For The Birds: An Urgently Necessary, Deeply Moving Work

By Philosopher John Sanbonmatsu, PhD

Karen Davis is one of the most important voices in the animal advocacy movement today, so it was with great interest that I recently read “For the Birds,” her powerful and deeply moving book. The fifteen essays in “For the Birds” span decades in her life as a researcher, activist, and founder and director of United Poultry Concerns, one of the nation’s premiere animal rights organizations.

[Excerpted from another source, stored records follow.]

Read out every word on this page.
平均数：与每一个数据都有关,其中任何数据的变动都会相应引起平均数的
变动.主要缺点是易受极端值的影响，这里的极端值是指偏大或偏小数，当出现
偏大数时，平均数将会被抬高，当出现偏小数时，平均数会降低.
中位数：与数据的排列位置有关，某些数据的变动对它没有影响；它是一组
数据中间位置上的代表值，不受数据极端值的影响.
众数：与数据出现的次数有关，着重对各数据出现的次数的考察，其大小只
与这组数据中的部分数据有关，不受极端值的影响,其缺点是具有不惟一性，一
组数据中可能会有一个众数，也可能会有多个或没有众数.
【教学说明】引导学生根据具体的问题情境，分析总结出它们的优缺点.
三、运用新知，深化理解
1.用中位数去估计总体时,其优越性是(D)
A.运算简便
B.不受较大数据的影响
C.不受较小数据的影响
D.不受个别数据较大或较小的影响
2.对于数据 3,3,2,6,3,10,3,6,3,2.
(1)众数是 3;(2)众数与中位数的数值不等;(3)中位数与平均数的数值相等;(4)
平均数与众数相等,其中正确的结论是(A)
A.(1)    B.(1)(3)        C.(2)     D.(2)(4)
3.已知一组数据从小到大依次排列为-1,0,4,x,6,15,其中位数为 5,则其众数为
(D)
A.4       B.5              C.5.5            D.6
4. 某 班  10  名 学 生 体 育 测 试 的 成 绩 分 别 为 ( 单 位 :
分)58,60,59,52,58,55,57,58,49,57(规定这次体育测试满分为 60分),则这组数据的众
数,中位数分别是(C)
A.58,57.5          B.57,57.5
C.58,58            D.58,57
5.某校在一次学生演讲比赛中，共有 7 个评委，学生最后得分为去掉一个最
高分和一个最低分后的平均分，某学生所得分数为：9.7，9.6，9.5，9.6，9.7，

The book begins with a moving account of Karen’s childhood growing up in an avid hunting town in Pennsylvania. Karen was an unusually sensitive child and young adult, painfully attuned to the suffering of others. (When she learned about the Holocaust for the first time, she recounts, the experience proved so psychologically shattering to her that she briefly had to drop out of school.) Eventually, after college, Karen applied her long commitment to human social justice to advocacy for farmed animals, founding the national nonprofit, United Poultry Concerns, and opening a sanctuary. She has since become one of the most effective and fearless advocates for animals anywhere in the world.

Subsequent chapters in “For the Birds” cover such diverse topics as the ontology and experiences of chickens in the poultry industry, animal cognition, debates in environmental ethics, analysis of news media coverage of animal issues, and much more. Every chapter offers frequently brilliant insights into the nature of speciesism as ideology and as brutal practice.

As indicated by the book’s title, “For the Birds” centers on the experiences of avians (chiefly chickens) in the poultry industry. Karen shows how chickens and other animals are mutilated not merely physically, but psychologically and even ontologically, as the meat and egg industries employ every possible means of force to shape the chicken’s very being to conform to the prime directives of efficiency and profit. Even readers familiar already with intensive animal agriculture will learn something new here about the unspeakable cruelty enacted daily against chickens, turkeys, and other sensitive beings languishing in the human gulag. Reading about such horrors, we cannot but share her indignation and outrage at the barbarism of humankind.

It takes a skilled writer, however, to be able to make us feel more than horror, and Karen Davis, who earned her doctorate in literature, approaches her material in an engaging way that never fails to hold our interest. When I put down “For the Birds,” I wanted to know more rather than less about the complex issues she had raised. The spare, cogent quality of her prose only heightens the pathos of her unsparing arguments, which burn with restrained anger and are framed by the author’s uncompromising moral vision. “For the Birds” is a call to moral arms, and there are few who could resist so eloquent and powerful a call.

Some of the most affecting passages in “For the Birds” are to be found in Karen’s personal observations of the chickens and turkeys in her sanctuary. She vividly conveys the intelligence and dignity of these beings, revealing them not as “types” but as individuals, each with a distinct personality, likes and dislikes, relationships, and emotional complexity. That the birds are also rescues who, in many cases, suffered severe physical and psychological trauma, only makes her stories of the birds’ resilience, affection, and trust that much more poignant.

“For the Birds” will appeal to anyone who cares about animals. However, the book will hold special interest for readers who are themselves involved in animal activism, and who stand to benefit from Karen’s invaluable, hard-won reflections on movement tactics and strategy. In her exemplary life, as in her new book, she demonstrates the importance of remaining true to one’s ideals and principles--no matter how long the odds. It takes courage, she shows, to hold a mirror up to society and demand that society see itself as it truly is, rather than as it imagines or wishes itself to be. Though it is hard to find such courage, and harder to maintain it, Karen Davis shows us why that courage is so necessary–“for the birds.” And for all the animals.
John S. Sanbonmatsu

John Sanbonmatsu, PhD is Associate Professor of Philosophy in the Department of Humanities and Arts at Worcester Polytechnic Institute in Worcester, Massachusetts.